Wie Radio Vatikan berichtet, wurde trotz der Forderungen kein Lösegeld für die Feilassung gezahlt, die dank intensiver Verhandlungen erreicht wurde. Die Gruppe der Entführer wurde anscheinend durch den Druck der Regierung und auch durch verschiedene religiöse Gruppen, die in Port-au-Prince aktiv sind, überzeugt.
Hohe Kriminalitätsrate
Die Geißel der Entführungen ist in diesem Land seit langem unbesiegt, und das ist sicher kein ermutigendes Zeichen für den Präsidenten René Préval, der im Mai 2006 an die Macht kam und versprach, die Armut zu verringern und seinem Land Sicherheit zu bringen.

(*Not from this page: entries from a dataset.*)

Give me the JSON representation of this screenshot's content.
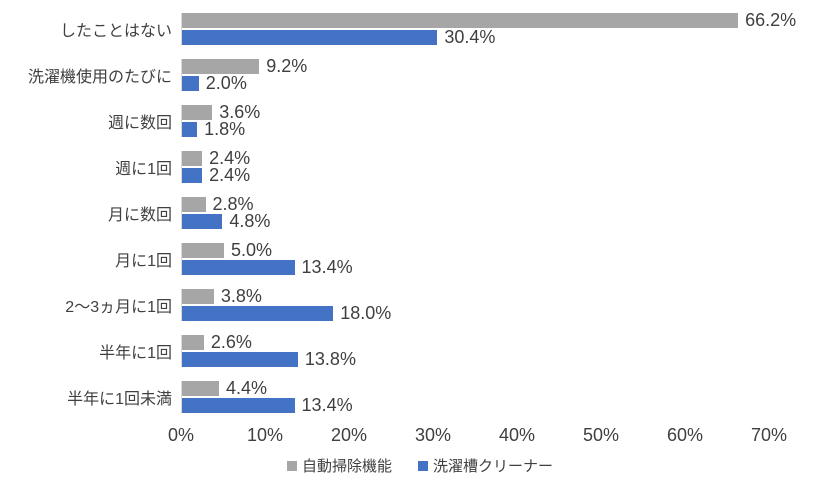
{
  "chart_data": {
    "type": "bar",
    "orientation": "horizontal",
    "title": "",
    "xlabel": "",
    "ylabel": "",
    "xlim": [
      0,
      70
    ],
    "x_ticks": [
      "0%",
      "10%",
      "20%",
      "30%",
      "40%",
      "50%",
      "60%",
      "70%"
    ],
    "grid": false,
    "data_labels": true,
    "legend_position": "bottom",
    "categories": [
      "したことはない",
      "洗濯機使用のたびに",
      "週に数回",
      "週に1回",
      "月に数回",
      "月に1回",
      "2～3ヵ月に1回",
      "半年に1回",
      "半年に1回未満"
    ],
    "series": [
      {
        "name": "自動掃除機能",
        "color": "#A6A6A6",
        "values": [
          66.2,
          9.2,
          3.6,
          2.4,
          2.8,
          5.0,
          3.8,
          2.6,
          4.4
        ],
        "labels": [
          "66.2%",
          "9.2%",
          "3.6%",
          "2.4%",
          "2.8%",
          "5.0%",
          "3.8%",
          "2.6%",
          "4.4%"
        ]
      },
      {
        "name": "洗濯槽クリーナー",
        "color": "#4472C4",
        "values": [
          30.4,
          2.0,
          1.8,
          2.4,
          4.8,
          13.4,
          18.0,
          13.8,
          13.4
        ],
        "labels": [
          "30.4%",
          "2.0%",
          "1.8%",
          "2.4%",
          "4.8%",
          "13.4%",
          "18.0%",
          "13.8%",
          "13.4%"
        ]
      }
    ],
    "axis_line_color": "#d9d9d9",
    "text_color": "#3f3f3f"
  }
}
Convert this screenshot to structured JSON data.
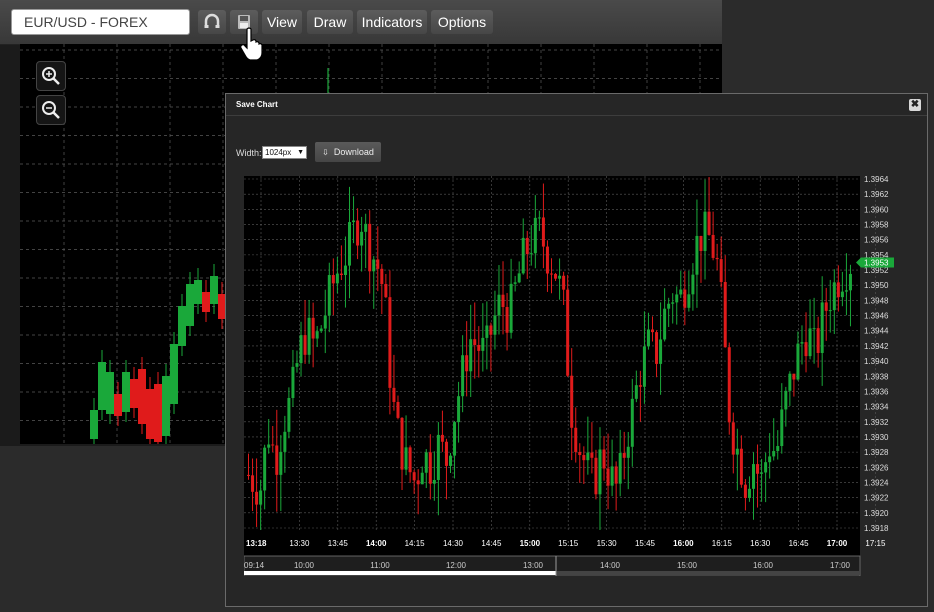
{
  "toolbar": {
    "symbol": "EUR/USD - FOREX",
    "view_label": "View",
    "draw_label": "Draw",
    "indicators_label": "Indicators",
    "options_label": "Options"
  },
  "modal": {
    "title": "Save Chart",
    "close_glyph": "✖",
    "width_label": "Width:",
    "width_value": "1024px",
    "download_label": "Download",
    "download_glyph": "⇩"
  },
  "colors": {
    "up": "#1aa83a",
    "down": "#e01b1b",
    "grid": "#5a5a5a",
    "price_tag": "#1aa83a"
  },
  "chart_data": {
    "type": "candlestick",
    "y_ticks": [
      "1.3964",
      "1.3962",
      "1.3960",
      "1.3958",
      "1.3956",
      "1.3954",
      "1.3952",
      "1.3950",
      "1.3948",
      "1.3946",
      "1.3944",
      "1.3942",
      "1.3940",
      "1.3938",
      "1.3936",
      "1.3934",
      "1.3932",
      "1.3930",
      "1.3928",
      "1.3926",
      "1.3924",
      "1.3922",
      "1.3920",
      "1.3918"
    ],
    "ylim": [
      1.3917,
      1.3965
    ],
    "x_ticks": [
      {
        "label": "13:18",
        "bold": true
      },
      {
        "label": "13:30",
        "bold": false
      },
      {
        "label": "13:45",
        "bold": false
      },
      {
        "label": "14:00",
        "bold": true
      },
      {
        "label": "14:15",
        "bold": false
      },
      {
        "label": "14:30",
        "bold": false
      },
      {
        "label": "14:45",
        "bold": false
      },
      {
        "label": "15:00",
        "bold": true
      },
      {
        "label": "15:15",
        "bold": false
      },
      {
        "label": "15:30",
        "bold": false
      },
      {
        "label": "15:45",
        "bold": false
      },
      {
        "label": "16:00",
        "bold": true
      },
      {
        "label": "16:15",
        "bold": false
      },
      {
        "label": "16:30",
        "bold": false
      },
      {
        "label": "16:45",
        "bold": false
      },
      {
        "label": "17:00",
        "bold": true
      },
      {
        "label": "17:15",
        "bold": false
      }
    ],
    "last_price": "1.3953",
    "navigator_ticks": [
      "09:14",
      "10:00",
      "11:00",
      "12:00",
      "13:00",
      "14:00",
      "15:00",
      "16:00",
      "17:00"
    ],
    "path": [
      [
        0,
        1.3925
      ],
      [
        6,
        1.3923
      ],
      [
        10,
        1.3931
      ],
      [
        14,
        1.3927
      ],
      [
        18,
        1.3932
      ],
      [
        22,
        1.3935
      ],
      [
        26,
        1.3941
      ],
      [
        30,
        1.3944
      ],
      [
        34,
        1.3942
      ],
      [
        38,
        1.3945
      ],
      [
        42,
        1.3949
      ],
      [
        46,
        1.3952
      ],
      [
        50,
        1.3954
      ],
      [
        54,
        1.3957
      ],
      [
        58,
        1.3959
      ],
      [
        62,
        1.3955
      ],
      [
        66,
        1.3953
      ],
      [
        70,
        1.3949
      ],
      [
        72,
        1.3941
      ],
      [
        74,
        1.3935
      ],
      [
        78,
        1.3929
      ],
      [
        82,
        1.3926
      ],
      [
        86,
        1.3924
      ],
      [
        90,
        1.3928
      ],
      [
        94,
        1.3926
      ],
      [
        98,
        1.3929
      ],
      [
        102,
        1.3927
      ],
      [
        106,
        1.3933
      ],
      [
        110,
        1.3938
      ],
      [
        114,
        1.3943
      ],
      [
        118,
        1.3942
      ],
      [
        122,
        1.3941
      ],
      [
        126,
        1.3945
      ],
      [
        130,
        1.3948
      ],
      [
        134,
        1.3946
      ],
      [
        138,
        1.395
      ],
      [
        142,
        1.3954
      ],
      [
        146,
        1.3956
      ],
      [
        150,
        1.3957
      ],
      [
        154,
        1.3954
      ],
      [
        158,
        1.3952
      ],
      [
        162,
        1.3948
      ],
      [
        164,
        1.3941
      ],
      [
        166,
        1.3934
      ],
      [
        170,
        1.3929
      ],
      [
        174,
        1.3926
      ],
      [
        178,
        1.3924
      ],
      [
        182,
        1.3928
      ],
      [
        186,
        1.3925
      ],
      [
        190,
        1.3923
      ],
      [
        194,
        1.3929
      ],
      [
        198,
        1.3934
      ],
      [
        202,
        1.3939
      ],
      [
        206,
        1.3942
      ],
      [
        210,
        1.3941
      ],
      [
        214,
        1.3946
      ],
      [
        218,
        1.3949
      ],
      [
        222,
        1.3948
      ],
      [
        226,
        1.3951
      ],
      [
        230,
        1.3955
      ],
      [
        234,
        1.3957
      ],
      [
        238,
        1.3956
      ],
      [
        242,
        1.3952
      ],
      [
        244,
        1.3946
      ],
      [
        246,
        1.3939
      ],
      [
        248,
        1.3932
      ],
      [
        252,
        1.3928
      ],
      [
        256,
        1.3924
      ],
      [
        260,
        1.3927
      ],
      [
        264,
        1.3924
      ],
      [
        268,
        1.3929
      ],
      [
        272,
        1.3928
      ],
      [
        276,
        1.3934
      ],
      [
        280,
        1.3938
      ],
      [
        284,
        1.3942
      ],
      [
        288,
        1.3944
      ],
      [
        292,
        1.3941
      ],
      [
        296,
        1.3946
      ],
      [
        300,
        1.3949
      ],
      [
        304,
        1.3951
      ],
      [
        310,
        1.3953
      ]
    ]
  }
}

Haiti hat eine spezielle Polizeieinheit, um die Entführten zu befreien und weitere ähnliche Ereignisse zu vermeiden. Dennoch ist es der Regierung trotz der Präsenz von über 2000 UN-Soldaten nicht gelungen, die Sicherheit im Land wieder herzustellen.
Die haitianischen Bischöfe haben sich wiederholt besorgt über die Situation der öffentlichen Ordnung im Land geäußert. In ihrem Hirtenbrief zum Advent im Dezember 2006 haben sie den Präsidenten nicht mit ihrer Kritik verschont.
Laut der Daten, die eine Menschenrechtsorganisation zur Verfügung gestellt hat, gab es in diesem Land im Laufe des Jahres 2006 150 Entführungsfälle und über 700 Morde. Inzwischen wird die wirtschaftliche Situation im Land immer schlechter und schafft ein Klima weit verbreiteter Unsicherheit.
(Quelle: Religionsfreiheit weltweit – Bericht 2008. Stand: 2008)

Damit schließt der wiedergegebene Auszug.